Over the last few years, the Derbyshires have invited the neighborhood to their front yard for Christmas, working with members from their local church to present a living nativity scene. Friends, neighbors and acquaintances sit on mats spread on the grass, nibble cookies and leaf through tracts explaining who Jesus is.
“It’s (usually) the first time any of them have heard the Christmas story,” Cheryl says. “Often, in a culture like that, it takes seven to eight years for the gospel to penetrate.”

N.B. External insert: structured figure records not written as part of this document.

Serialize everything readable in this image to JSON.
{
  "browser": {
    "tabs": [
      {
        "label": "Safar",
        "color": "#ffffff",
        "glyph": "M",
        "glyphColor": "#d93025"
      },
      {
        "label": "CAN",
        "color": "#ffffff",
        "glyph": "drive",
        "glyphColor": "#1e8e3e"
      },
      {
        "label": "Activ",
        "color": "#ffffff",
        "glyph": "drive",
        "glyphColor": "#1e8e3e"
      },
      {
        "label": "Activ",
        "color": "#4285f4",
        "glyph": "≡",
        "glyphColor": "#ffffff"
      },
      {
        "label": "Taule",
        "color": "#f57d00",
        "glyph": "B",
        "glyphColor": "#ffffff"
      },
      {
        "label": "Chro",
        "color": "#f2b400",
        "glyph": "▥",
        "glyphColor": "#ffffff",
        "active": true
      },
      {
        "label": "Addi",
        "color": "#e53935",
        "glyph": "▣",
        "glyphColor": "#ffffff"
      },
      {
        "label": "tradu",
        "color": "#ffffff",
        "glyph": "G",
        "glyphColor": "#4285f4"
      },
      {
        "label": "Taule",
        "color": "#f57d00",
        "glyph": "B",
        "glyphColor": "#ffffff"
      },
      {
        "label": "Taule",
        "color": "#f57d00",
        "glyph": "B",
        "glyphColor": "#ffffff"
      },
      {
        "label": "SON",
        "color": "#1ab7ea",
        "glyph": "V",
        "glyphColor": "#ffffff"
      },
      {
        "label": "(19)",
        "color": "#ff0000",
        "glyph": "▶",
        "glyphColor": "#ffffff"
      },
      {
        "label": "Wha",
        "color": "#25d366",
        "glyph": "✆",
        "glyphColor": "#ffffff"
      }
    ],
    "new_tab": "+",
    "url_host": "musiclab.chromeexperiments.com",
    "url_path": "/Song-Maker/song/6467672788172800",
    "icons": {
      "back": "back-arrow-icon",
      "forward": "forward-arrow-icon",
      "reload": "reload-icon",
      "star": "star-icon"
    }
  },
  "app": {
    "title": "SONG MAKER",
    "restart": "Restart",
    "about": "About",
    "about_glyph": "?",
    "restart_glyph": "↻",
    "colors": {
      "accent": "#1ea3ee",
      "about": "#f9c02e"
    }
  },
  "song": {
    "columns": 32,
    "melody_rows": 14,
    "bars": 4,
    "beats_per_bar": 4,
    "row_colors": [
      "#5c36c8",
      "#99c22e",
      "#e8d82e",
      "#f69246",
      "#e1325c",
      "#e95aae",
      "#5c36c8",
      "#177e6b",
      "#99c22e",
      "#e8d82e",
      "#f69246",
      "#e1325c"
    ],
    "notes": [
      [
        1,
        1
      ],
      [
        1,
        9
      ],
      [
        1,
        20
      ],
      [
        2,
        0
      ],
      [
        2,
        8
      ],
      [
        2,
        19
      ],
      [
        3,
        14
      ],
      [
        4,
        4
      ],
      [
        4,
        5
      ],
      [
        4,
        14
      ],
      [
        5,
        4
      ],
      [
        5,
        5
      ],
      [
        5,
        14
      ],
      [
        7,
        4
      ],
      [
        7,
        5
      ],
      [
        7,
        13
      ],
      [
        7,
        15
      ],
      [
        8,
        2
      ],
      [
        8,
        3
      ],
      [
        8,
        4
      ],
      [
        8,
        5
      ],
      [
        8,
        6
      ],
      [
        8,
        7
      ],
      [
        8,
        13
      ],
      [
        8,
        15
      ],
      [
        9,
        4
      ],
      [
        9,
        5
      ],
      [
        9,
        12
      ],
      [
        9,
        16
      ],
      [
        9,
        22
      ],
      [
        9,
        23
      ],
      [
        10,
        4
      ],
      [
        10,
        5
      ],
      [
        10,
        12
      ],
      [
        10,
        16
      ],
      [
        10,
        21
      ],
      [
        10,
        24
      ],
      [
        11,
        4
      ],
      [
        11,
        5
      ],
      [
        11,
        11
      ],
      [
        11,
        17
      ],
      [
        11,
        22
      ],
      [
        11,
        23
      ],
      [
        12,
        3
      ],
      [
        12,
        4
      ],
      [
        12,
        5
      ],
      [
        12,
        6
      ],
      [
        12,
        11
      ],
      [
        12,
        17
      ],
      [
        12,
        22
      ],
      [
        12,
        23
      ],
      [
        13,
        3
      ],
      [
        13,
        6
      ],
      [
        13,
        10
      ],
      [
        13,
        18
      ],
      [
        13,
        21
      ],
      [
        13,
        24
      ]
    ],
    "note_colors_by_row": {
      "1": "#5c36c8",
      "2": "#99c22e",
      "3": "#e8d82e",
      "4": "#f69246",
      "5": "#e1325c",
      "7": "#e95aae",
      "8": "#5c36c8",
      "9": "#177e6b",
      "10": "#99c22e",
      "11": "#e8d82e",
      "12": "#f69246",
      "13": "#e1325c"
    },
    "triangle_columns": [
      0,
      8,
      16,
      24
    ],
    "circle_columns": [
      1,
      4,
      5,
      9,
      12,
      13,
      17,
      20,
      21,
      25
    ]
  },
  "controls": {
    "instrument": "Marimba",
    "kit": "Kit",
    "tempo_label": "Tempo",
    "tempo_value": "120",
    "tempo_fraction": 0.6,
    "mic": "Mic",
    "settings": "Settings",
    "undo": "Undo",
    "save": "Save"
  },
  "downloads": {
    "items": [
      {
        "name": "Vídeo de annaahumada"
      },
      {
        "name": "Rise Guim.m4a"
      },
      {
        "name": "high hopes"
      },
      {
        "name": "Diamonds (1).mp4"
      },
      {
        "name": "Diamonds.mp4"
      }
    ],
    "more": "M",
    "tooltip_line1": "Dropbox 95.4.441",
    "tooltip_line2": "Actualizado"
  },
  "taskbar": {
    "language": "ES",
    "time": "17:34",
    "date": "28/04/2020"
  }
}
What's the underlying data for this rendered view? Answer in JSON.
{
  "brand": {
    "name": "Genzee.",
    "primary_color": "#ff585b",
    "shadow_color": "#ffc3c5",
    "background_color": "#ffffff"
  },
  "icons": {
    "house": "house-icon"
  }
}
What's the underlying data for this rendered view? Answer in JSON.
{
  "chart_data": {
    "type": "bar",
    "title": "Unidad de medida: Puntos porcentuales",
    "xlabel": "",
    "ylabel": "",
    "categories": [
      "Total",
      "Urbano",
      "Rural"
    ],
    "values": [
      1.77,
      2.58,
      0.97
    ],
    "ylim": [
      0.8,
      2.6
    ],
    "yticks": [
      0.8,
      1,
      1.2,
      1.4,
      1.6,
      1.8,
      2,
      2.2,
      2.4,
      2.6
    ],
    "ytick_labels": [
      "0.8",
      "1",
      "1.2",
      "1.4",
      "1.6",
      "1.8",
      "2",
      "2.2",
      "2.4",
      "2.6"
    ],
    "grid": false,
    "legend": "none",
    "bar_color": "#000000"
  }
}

Keeping Christmas traditions alive so far from family, friends and winter weather presents its own challenges, the Derbyshires say. But they make the most of it — taking a day to exchange cards and gifts, play games and just spend time together as a family.
Their four children enjoy dressing up as sheep for the living nativity scene.
They still remember the day — their first Christmas day in Thailand — when the mail arrived with six boxes of gifts for the kids, all from their Sunday school class at North Phoenix Baptist Church.
“It was a special time,” Doug says, “knowing they hadn’t forgotten us … that folks back here were partnered with us,” a partnership embodied in an odd-colored, Lottie Moon Christmas Offering envelope and the year-round hope of salvation for lost souls in Thailand.